President Obama has nominated John O. Brennan to lead the CIA, Senator John Kerry for Secretary of State, and Senator Chuck Hagel for the Department of Defense position, but the Secretary of the Treasury position is still open.
Current Treasury Secretary Timothy Geithner will leave a distinctive legacy as he steps down from his post, and the president must decide whether to maintain Geithner-style policies, or change course.
Apart from his credentials and economic outlook, Geithner has certainly faced an uphill battle since assuming the position in 2009, in the midst of the worst financial crisis since the Great Depression.
As the secretary prepares for his departure, Michael Barr examines his legacy. Barr is a professor of law at the University of Michigan Law School, and he previously served in the U.S. Treasury Department under Secretary Geithner.
Comments [3]
You The Takeaway guys are too much - you do the same here with Geitner like you did with Susan Rice when you had a colleague of hers evaluate her. Here, Michael Barr is also falling all over himself praising Geithner, because he worked for him in Treasury in 2008-2009, they are allies and friends, Barr worked for Geithner. You should just save yourself trouble and have Rice's and Geithner's mothers on the show to cheerlead for their kids. Obviously your agenda is to whitewash and praise - you can't be that incompetent that you didn't realize these people are cheerleaders, rather than objective commentators to give us some insight.
Geithner saved who he thought was important
"Extremely effective"!?!
Does that effectiveness include a plan to get a budget past by even his own party?
His "distinctive legacy" and "steady hand" was demonstrated by a laughably reckless budget for the United States that was soundly rejected by the Congress twice with zero votes. That along with 1,350 days since Sen. Reid's US Senate passed a budget has to be some kind of record.
Geithner performed his job to the schedule of a political timetable and not a financial one.

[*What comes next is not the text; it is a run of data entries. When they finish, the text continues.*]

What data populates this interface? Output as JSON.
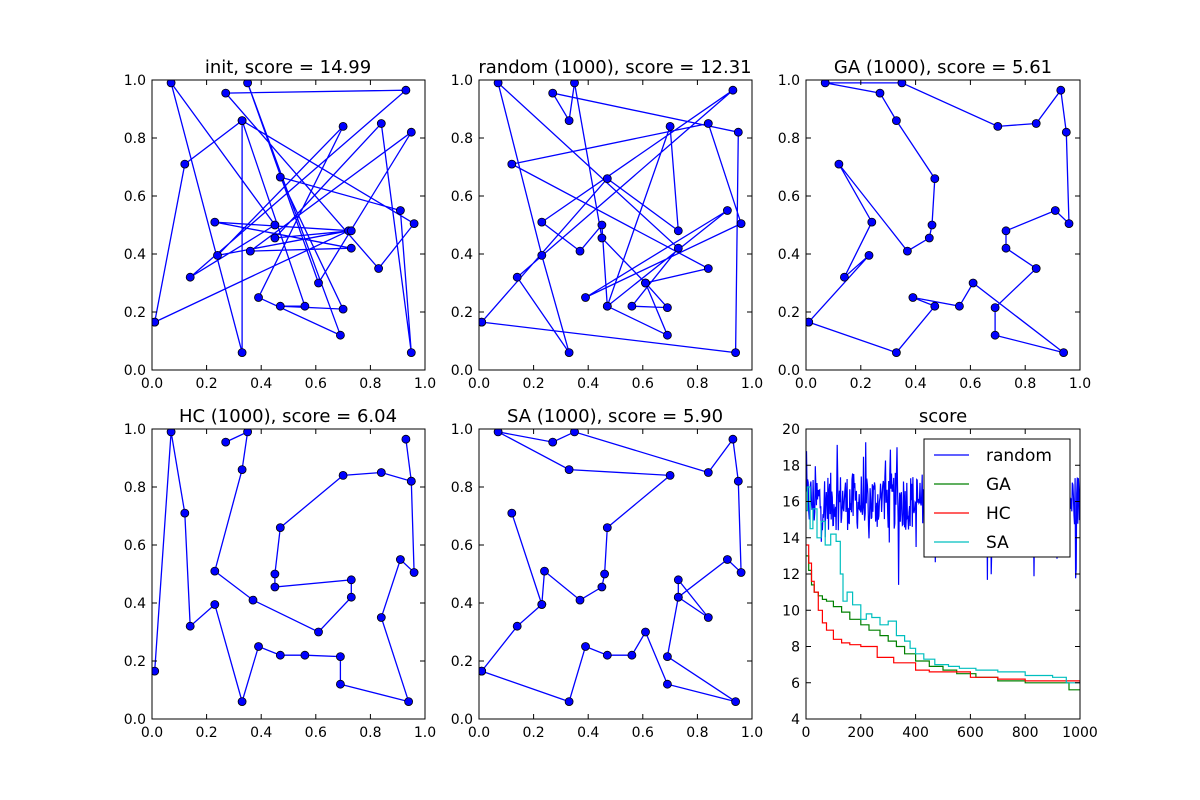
{
  "chart_data": [
    {
      "type": "line",
      "title": "init, score = 14.99",
      "xlim": [
        0,
        1
      ],
      "ylim": [
        0,
        1
      ],
      "xticks": [
        "0.0",
        "0.2",
        "0.4",
        "0.6",
        "0.8",
        "1.0"
      ],
      "yticks": [
        "0.0",
        "0.2",
        "0.4",
        "0.6",
        "0.8",
        "1.0"
      ],
      "color": "#0000ff",
      "points": [
        [
          0.01,
          0.165
        ],
        [
          0.72,
          0.48
        ],
        [
          0.24,
          0.395
        ],
        [
          0.7,
          0.84
        ],
        [
          0.39,
          0.25
        ],
        [
          0.69,
          0.12
        ],
        [
          0.35,
          0.99
        ],
        [
          0.61,
          0.3
        ],
        [
          0.95,
          0.82
        ],
        [
          0.36,
          0.41
        ],
        [
          0.73,
          0.42
        ],
        [
          0.23,
          0.51
        ],
        [
          0.73,
          0.48
        ],
        [
          0.45,
          0.455
        ],
        [
          0.84,
          0.85
        ],
        [
          0.95,
          0.06
        ],
        [
          0.91,
          0.55
        ],
        [
          0.47,
          0.665
        ],
        [
          0.7,
          0.21
        ],
        [
          0.47,
          0.22
        ],
        [
          0.56,
          0.22
        ],
        [
          0.33,
          0.86
        ],
        [
          0.96,
          0.505
        ],
        [
          0.83,
          0.35
        ],
        [
          0.27,
          0.955
        ],
        [
          0.93,
          0.965
        ],
        [
          0.14,
          0.32
        ],
        [
          0.45,
          0.5
        ],
        [
          0.07,
          0.99
        ],
        [
          0.33,
          0.06
        ],
        [
          0.33,
          0.86
        ],
        [
          0.12,
          0.71
        ],
        [
          0.01,
          0.165
        ]
      ]
    },
    {
      "type": "line",
      "title": "random (1000), score = 12.31",
      "xlim": [
        0,
        1
      ],
      "ylim": [
        0,
        1
      ],
      "xticks": [
        "0.0",
        "0.2",
        "0.4",
        "0.6",
        "0.8",
        "1.0"
      ],
      "yticks": [
        "0.0",
        "0.2",
        "0.4",
        "0.6",
        "0.8",
        "1.0"
      ],
      "color": "#0000ff",
      "points": [
        [
          0.01,
          0.165
        ],
        [
          0.47,
          0.66
        ],
        [
          0.73,
          0.48
        ],
        [
          0.7,
          0.84
        ],
        [
          0.47,
          0.22
        ],
        [
          0.69,
          0.12
        ],
        [
          0.61,
          0.3
        ],
        [
          0.84,
          0.35
        ],
        [
          0.12,
          0.71
        ],
        [
          0.84,
          0.85
        ],
        [
          0.96,
          0.505
        ],
        [
          0.39,
          0.25
        ],
        [
          0.91,
          0.55
        ],
        [
          0.47,
          0.22
        ],
        [
          0.45,
          0.5
        ],
        [
          0.37,
          0.41
        ],
        [
          0.23,
          0.51
        ],
        [
          0.93,
          0.965
        ],
        [
          0.14,
          0.32
        ],
        [
          0.33,
          0.06
        ],
        [
          0.23,
          0.395
        ],
        [
          0.07,
          0.99
        ],
        [
          0.73,
          0.42
        ],
        [
          0.56,
          0.22
        ],
        [
          0.69,
          0.215
        ],
        [
          0.61,
          0.3
        ],
        [
          0.45,
          0.455
        ],
        [
          0.35,
          0.99
        ],
        [
          0.33,
          0.86
        ],
        [
          0.27,
          0.955
        ],
        [
          0.95,
          0.82
        ],
        [
          0.94,
          0.06
        ],
        [
          0.01,
          0.165
        ]
      ]
    },
    {
      "type": "line",
      "title": "GA (1000), score = 5.61",
      "xlim": [
        0,
        1
      ],
      "ylim": [
        0,
        1
      ],
      "xticks": [
        "0.0",
        "0.2",
        "0.4",
        "0.6",
        "0.8",
        "1.0"
      ],
      "yticks": [
        "0.0",
        "0.2",
        "0.4",
        "0.6",
        "0.8",
        "1.0"
      ],
      "color": "#0000ff",
      "points": [
        [
          0.01,
          0.165
        ],
        [
          0.23,
          0.395
        ],
        [
          0.14,
          0.32
        ],
        [
          0.24,
          0.51
        ],
        [
          0.12,
          0.71
        ],
        [
          0.37,
          0.41
        ],
        [
          0.45,
          0.455
        ],
        [
          0.46,
          0.5
        ],
        [
          0.47,
          0.66
        ],
        [
          0.33,
          0.86
        ],
        [
          0.27,
          0.955
        ],
        [
          0.07,
          0.99
        ],
        [
          0.35,
          0.99
        ],
        [
          0.7,
          0.84
        ],
        [
          0.84,
          0.85
        ],
        [
          0.93,
          0.965
        ],
        [
          0.95,
          0.82
        ],
        [
          0.96,
          0.505
        ],
        [
          0.91,
          0.55
        ],
        [
          0.73,
          0.48
        ],
        [
          0.73,
          0.42
        ],
        [
          0.84,
          0.35
        ],
        [
          0.69,
          0.215
        ],
        [
          0.69,
          0.12
        ],
        [
          0.94,
          0.06
        ],
        [
          0.61,
          0.3
        ],
        [
          0.56,
          0.22
        ],
        [
          0.39,
          0.25
        ],
        [
          0.47,
          0.22
        ],
        [
          0.33,
          0.06
        ],
        [
          0.01,
          0.165
        ]
      ]
    },
    {
      "type": "line",
      "title": "HC (1000), score = 6.04",
      "xlim": [
        0,
        1
      ],
      "ylim": [
        0,
        1
      ],
      "xticks": [
        "0.0",
        "0.2",
        "0.4",
        "0.6",
        "0.8",
        "1.0"
      ],
      "yticks": [
        "0.0",
        "0.2",
        "0.4",
        "0.6",
        "0.8",
        "1.0"
      ],
      "color": "#0000ff",
      "points": [
        [
          0.01,
          0.165
        ],
        [
          0.07,
          0.99
        ],
        [
          0.12,
          0.71
        ],
        [
          0.14,
          0.32
        ],
        [
          0.23,
          0.395
        ],
        [
          0.33,
          0.06
        ],
        [
          0.39,
          0.25
        ],
        [
          0.47,
          0.22
        ],
        [
          0.56,
          0.22
        ],
        [
          0.69,
          0.215
        ],
        [
          0.69,
          0.12
        ],
        [
          0.94,
          0.06
        ],
        [
          0.84,
          0.35
        ],
        [
          0.91,
          0.55
        ],
        [
          0.96,
          0.505
        ],
        [
          0.95,
          0.82
        ],
        [
          0.93,
          0.965
        ],
        [
          0.95,
          0.82
        ],
        [
          0.84,
          0.85
        ],
        [
          0.7,
          0.84
        ],
        [
          0.47,
          0.66
        ],
        [
          0.45,
          0.5
        ],
        [
          0.45,
          0.455
        ],
        [
          0.73,
          0.48
        ],
        [
          0.73,
          0.42
        ],
        [
          0.61,
          0.3
        ],
        [
          0.37,
          0.41
        ],
        [
          0.23,
          0.51
        ],
        [
          0.33,
          0.86
        ],
        [
          0.35,
          0.99
        ],
        [
          0.27,
          0.955
        ]
      ]
    },
    {
      "type": "line",
      "title": "SA (1000), score = 5.90",
      "xlim": [
        0,
        1
      ],
      "ylim": [
        0,
        1
      ],
      "xticks": [
        "0.0",
        "0.2",
        "0.4",
        "0.6",
        "0.8",
        "1.0"
      ],
      "yticks": [
        "0.0",
        "0.2",
        "0.4",
        "0.6",
        "0.8",
        "1.0"
      ],
      "color": "#0000ff",
      "points": [
        [
          0.01,
          0.165
        ],
        [
          0.33,
          0.06
        ],
        [
          0.39,
          0.25
        ],
        [
          0.47,
          0.22
        ],
        [
          0.56,
          0.22
        ],
        [
          0.61,
          0.3
        ],
        [
          0.69,
          0.12
        ],
        [
          0.94,
          0.06
        ],
        [
          0.69,
          0.215
        ],
        [
          0.73,
          0.42
        ],
        [
          0.84,
          0.35
        ],
        [
          0.73,
          0.48
        ],
        [
          0.73,
          0.42
        ],
        [
          0.91,
          0.55
        ],
        [
          0.96,
          0.505
        ],
        [
          0.95,
          0.82
        ],
        [
          0.93,
          0.965
        ],
        [
          0.84,
          0.85
        ],
        [
          0.35,
          0.99
        ],
        [
          0.27,
          0.955
        ],
        [
          0.07,
          0.99
        ],
        [
          0.33,
          0.86
        ],
        [
          0.7,
          0.84
        ],
        [
          0.47,
          0.66
        ],
        [
          0.46,
          0.5
        ],
        [
          0.45,
          0.455
        ],
        [
          0.37,
          0.41
        ],
        [
          0.24,
          0.51
        ],
        [
          0.23,
          0.395
        ],
        [
          0.12,
          0.71
        ],
        [
          0.23,
          0.395
        ],
        [
          0.14,
          0.32
        ],
        [
          0.01,
          0.165
        ]
      ]
    },
    {
      "type": "line",
      "title": "score",
      "xlim": [
        0,
        1000
      ],
      "ylim": [
        4,
        20
      ],
      "xticks": [
        "0",
        "200",
        "400",
        "600",
        "800",
        "1000"
      ],
      "yticks": [
        "4",
        "6",
        "8",
        "10",
        "12",
        "14",
        "16",
        "18",
        "20"
      ],
      "legend_position": "top-right",
      "series": [
        {
          "name": "random",
          "color": "#0000ff",
          "noisy": true,
          "mean": 16.0,
          "spread": 1.6,
          "step": 2,
          "x": [
            0,
            1000
          ],
          "y": [
            16,
            16
          ]
        },
        {
          "name": "GA",
          "color": "#008000",
          "x": [
            0,
            10,
            20,
            30,
            45,
            60,
            75,
            100,
            130,
            160,
            200,
            230,
            270,
            300,
            330,
            360,
            400,
            450,
            500,
            550,
            620,
            700,
            800,
            900,
            960,
            1000
          ],
          "y": [
            13.0,
            12.2,
            11.4,
            11.0,
            10.8,
            10.6,
            10.5,
            10.2,
            9.9,
            9.5,
            9.2,
            8.9,
            8.6,
            8.3,
            8.0,
            7.6,
            7.2,
            6.9,
            6.7,
            6.5,
            6.3,
            6.1,
            6.0,
            6.0,
            5.61,
            5.61
          ]
        },
        {
          "name": "HC",
          "color": "#ff0000",
          "x": [
            0,
            10,
            20,
            30,
            45,
            60,
            75,
            100,
            130,
            160,
            200,
            260,
            320,
            400,
            450,
            600,
            700,
            800,
            900,
            1000
          ],
          "y": [
            13.6,
            12.6,
            11.6,
            11.0,
            10.0,
            9.3,
            8.9,
            8.4,
            8.2,
            8.1,
            8.0,
            7.4,
            7.1,
            6.7,
            6.6,
            6.3,
            6.2,
            6.1,
            6.1,
            6.04
          ]
        },
        {
          "name": "SA",
          "color": "#00bfbf",
          "x": [
            0,
            5,
            15,
            25,
            40,
            55,
            70,
            90,
            110,
            125,
            135,
            150,
            170,
            200,
            220,
            240,
            270,
            300,
            330,
            360,
            380,
            400,
            430,
            470,
            520,
            560,
            620,
            700,
            800,
            900,
            950,
            1000
          ],
          "y": [
            15.5,
            16.8,
            14.5,
            15.6,
            14.0,
            14.9,
            13.6,
            14.2,
            13.8,
            12.0,
            10.5,
            11.0,
            10.3,
            9.5,
            9.8,
            9.6,
            9.2,
            9.4,
            8.6,
            8.3,
            7.9,
            7.6,
            7.3,
            7.0,
            6.9,
            6.8,
            6.7,
            6.6,
            6.4,
            6.3,
            6.0,
            5.9
          ]
        }
      ]
    }
  ]
}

He waited until a new Republican House was sworn in to suddenly discover the debt ceiling had to be raised which was not on his radar two weeks before when his party controlled the US Congress and could have been done in a day.
Isn't that putting financially ruinous party politics over the economic health of the nation?
An honorable Treasury Secretary would have resigned on the spot.
Of course all of that is ignored in this analysis and the usual attempts at jocularity doesn't include the absurdity of Turbo Tax being too challenging for this Treasury Secretary. Jibes like that are reserved for Republicans in the famously unbiased media.
Even a discussion of the public record of an outgoing Treasury Secretary cannot be done seriously without ridiculously flattering revision and omission that is more suited to public relations than journalism.
Unserious governance demands unserious journalism and that demand is dutifully being met with the weaving of the Emperor's new clothes that is literally costing us trillions.